Confinés ou semi-confinés, bousculés dans leurs habitudes, les gastronomes ont développé ces deux dernières années un nouveau rapport aux autres et à la nourriture. Le point sur les tendances qui émergent à l’heure où les mesures sanitaires tombent.
Pour comprendre les résultats de l’étude menée par Nelly Rodi pour le compte de l’opérateur The Fork, leader de la réservation de restaurants en ligne, un mot sur la méthodologie. L’agence de conseil internationale a rassemblé des données en provenance de multiples canaux, dont les réseaux sociaux, afin d’en extraire les indices permettant d’esquisser les tendances sociétales nées sous de l’ère du Covid. De cette observation «détaillée et exhaustive» ont alors surgi quatre grands mouvements.

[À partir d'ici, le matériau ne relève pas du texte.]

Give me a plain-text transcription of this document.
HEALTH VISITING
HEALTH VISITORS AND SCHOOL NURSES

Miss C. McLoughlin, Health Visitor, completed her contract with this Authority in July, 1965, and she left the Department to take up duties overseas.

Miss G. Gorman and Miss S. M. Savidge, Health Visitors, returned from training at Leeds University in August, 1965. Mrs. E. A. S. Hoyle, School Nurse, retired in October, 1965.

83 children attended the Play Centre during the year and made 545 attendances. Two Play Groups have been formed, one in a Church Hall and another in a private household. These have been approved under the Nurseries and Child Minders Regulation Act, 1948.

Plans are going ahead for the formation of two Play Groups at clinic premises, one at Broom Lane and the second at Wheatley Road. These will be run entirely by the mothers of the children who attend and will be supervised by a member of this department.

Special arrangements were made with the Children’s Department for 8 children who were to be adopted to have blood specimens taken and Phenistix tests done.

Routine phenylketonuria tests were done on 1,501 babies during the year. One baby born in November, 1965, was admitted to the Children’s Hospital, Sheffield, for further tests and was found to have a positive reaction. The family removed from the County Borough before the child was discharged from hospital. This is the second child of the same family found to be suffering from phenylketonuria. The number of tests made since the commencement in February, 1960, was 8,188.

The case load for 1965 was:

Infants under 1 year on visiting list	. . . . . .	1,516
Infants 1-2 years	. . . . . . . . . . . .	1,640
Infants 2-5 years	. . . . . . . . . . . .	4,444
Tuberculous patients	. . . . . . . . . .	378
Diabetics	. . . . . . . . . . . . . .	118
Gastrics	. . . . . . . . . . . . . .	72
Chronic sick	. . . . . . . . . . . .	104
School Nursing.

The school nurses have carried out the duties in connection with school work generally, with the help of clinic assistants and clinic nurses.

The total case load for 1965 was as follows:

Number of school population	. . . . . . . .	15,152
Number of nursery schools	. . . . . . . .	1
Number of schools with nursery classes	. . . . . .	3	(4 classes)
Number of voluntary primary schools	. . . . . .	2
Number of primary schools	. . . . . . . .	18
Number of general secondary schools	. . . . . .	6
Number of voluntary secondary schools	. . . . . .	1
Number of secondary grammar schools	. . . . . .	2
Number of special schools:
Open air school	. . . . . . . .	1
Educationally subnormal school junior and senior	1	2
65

Le premier consiste en un retour aux origines, qui passe notamment par la redécouverte de produits anciens et l’essor des cuisines du monde. Les produits anciens? Ce sont par exemple des céréales telles que le kerzna, le tamarin, le fonio, le teff, le millet ou le sorgho, dont l’avantage est aussi bien nutritif que gustatif, et qui séduisent par leur capacité à réactualiser des goûts d’antan avec ce que la pratique a de rassurant dans un monde en profonde mutation. Dans le même esprit, l’étude relève le retour massif à une forme de tradition culinaire, dont l’effet est l’irruption sur la scène internationale des cuisines africaines, entre autres. «L’Afrique est sans conteste la prochaine tendance gastronomique», souligne Myriam Saadaoui, directrice Markerting pour la Suisse, l’Allemagne et l’Autriche chez The Fork. Preuve en est la hausse des requêtes pour certaines recettes traditionnelles sur les réseaux sociaux, sans oublier l’inscription au patrimoine immatériel de l’Unesco du thiéboudiène, plat national sénégalais.
Vient ensuite la durabilité, érigée en modèle avec le souci de miser sur des processus responsables. Et pour cause: la demande alimentaire mondiale génère 22 à 37 % des émissions de gaz à effet de serre. Dans ce cas, il s’agit de lutter contre le gaspillage alimentaire, à l’instar de Uncle Gau, restaurant eurasien prônant à Lausanne une approche zéro déchet, de promouvoir l’agriculture urbaine ou de valoriser les alternatives aux protéines animales.
L’alimentation consciente, envisagée à travers le prisme du bien-être physique ou psychologique, est la troisième des tendances observées, avec le «no diet mood» préconisant l’écoute de ses envies. Quant à la dernière, elle s’articule autour des innovations technologiques. «Leur implémentation a connu une véritable accélération sous l’effet du Covid. Nous l’avons vu à notre niveau, avec la mise en place à l’interne et dans un délai très court de nouvelles fonctionnalités facilitant notamment la livraison et la vente à emporter. Nous l’observons aussi à une plus large échelle, qu’il s’agisse de la réalité augmentée, de la nourriture imprimée en 3D comme chez Food Ink à Londres ou encore de l’arrivée des NFT dans l’industrie alimentaire», commente Myriam Saadaoui. Les NFT? Trois lettres pour désigner les non-fungible tokens, soit des créations numériques non reproductibles. «Certains chefs les utilisent pour protéger leurs plats signatures, par exemple, ces derniers accédant dès lors au statut d’œuvres d’art. C’est une manière de valoriser la gastronomie et signifier sa valeur inestimable, comme chacun a pu s’en rendre compte durant la pandémie.»